CILs have different ratings, so the proper device should be used in each case. As long as that is observed, their use is simply good practice.
Not necessary at all. The D90/D115 do not need an inrush limiter. They have line fuses....The D90 originally had a relay and in some instances proved to be a problem. I have removed them with no ill effects. Both the D90 and the D115 use a tube voltage regulator that does provide the high voltage with a bit of a delay on turn on, until the tube starts to conduct. The D115 already has a relay and a thermistor to allow the caps to charge up and therefore it's not needed. Regarding the H/K I don't know the circuit. Which D90 do you have, the B version or the plain?
Hifigeek1, nearly every amplifier has line fuses.

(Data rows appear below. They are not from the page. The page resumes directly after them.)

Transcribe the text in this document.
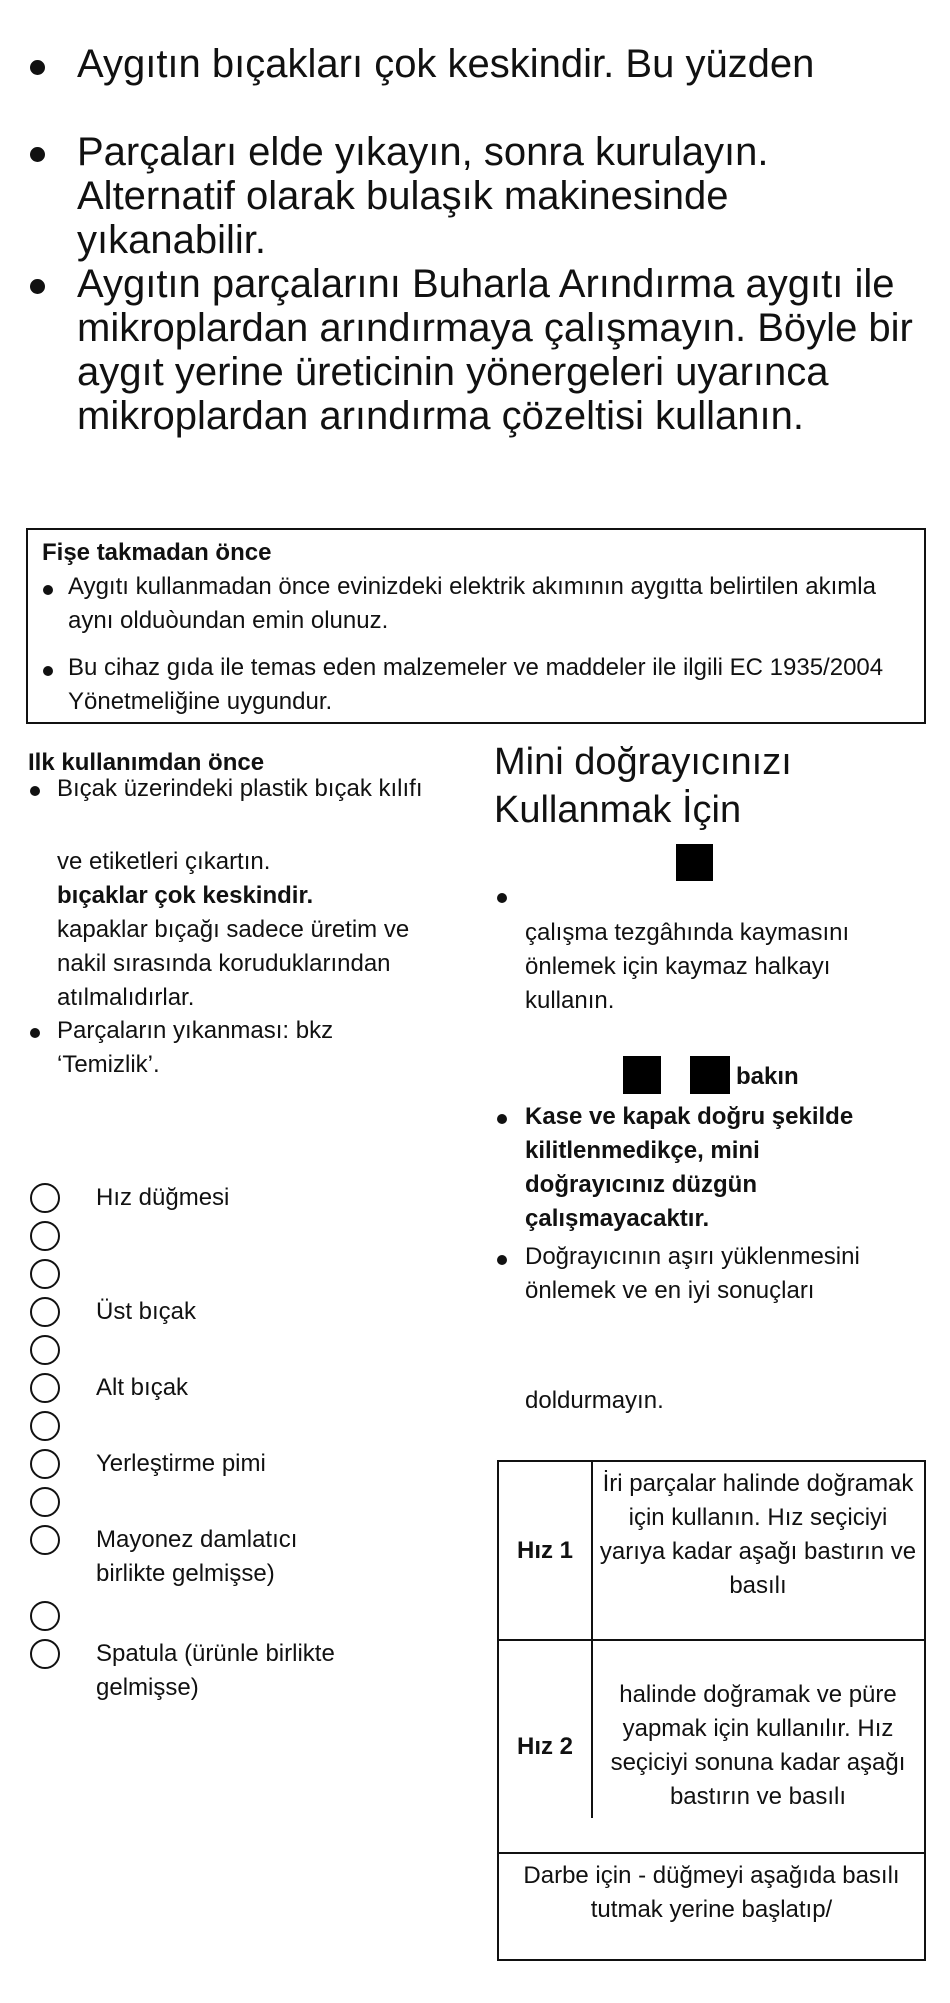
Aygıtın bıçakları çok keskindir. Bu yüzden
Parçaları elde yıkayın, sonra kurulayın. Alternatif olarak bulaşık makinesinde yıkanabilir.
Aygıtın parçalarını Buharla Arındırma aygıtı ile mikroplardan arındırmaya çalışmayın. Böyle bir aygıt yerine üreticinin yönergeleri uyarınca mikroplardan arındırma çözeltisi kullanın.
Fişe takmadan önce
Aygıtı kullanmadan önce evinizdeki elektrik akımının aygıtta belirtilen akımla aynı olduòundan emin olunuz.
Bu cihaz gıda ile temas eden malzemeler ve maddeler ile ilgili EC 1935/2004 Yönetmeliğine uygundur.
Ilk kullanımdan önce
Bıçak üzerindeki plastik bıçak kılıfı
ve etiketleri çıkartın.
bıçaklar çok keskindir.
kapaklar bıçağı sadece üretim ve nakil sırasında koruduklarından atılmalıdırlar.
Parçaların yıkanması: bkz ‘Temizlik’.
Hız düğmesi
Üst bıçak
Alt bıçak
Yerleştirme pimi
Mayonez damlatıcı birlikte gelmişse)
Spatula (ürünle birlikte gelmişse)
Mini doğrayıcınızı Kullanmak İçin
çalışma tezgâhında kaymasını önlemek için kaymaz halkayı kullanın.
bakın
Kase ve kapak doğru şekilde kilitlenmedikçe, mini doğrayıcınız düzgün çalışmayacaktır.
Doğrayıcının aşırı yüklenmesini önlemek ve en iyi sonuçları
doldurmayın.
Hız 1
İri parçalar halinde doğramak için kullanın. Hız seçiciyi yarıya kadar aşağı bastırın ve basılı
Hız 2
halinde doğramak ve püre yapmak için kullanılır. Hız seçiciyi sonuna kadar aşağı bastırın ve basılı
Darbe için - düğmeyi aşağıda basılı tutmak yerine başlatıp/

A current inrush limiter will have a high value at turn-on, but a negligible value under normal load. This prevents damage to switch contacts, rectifiers and the like.
The 'thermistor' you refer to BTW is probably a CIL- CILs are a form of thermistor with an inverse temperature coefficient.
The HK Citation II is an excellent candidate for a CIL addition, as it has a large current inrush due to its voltage-doubler power supply. The filter caps are taking a lot of current at turn-on and will thus last longer.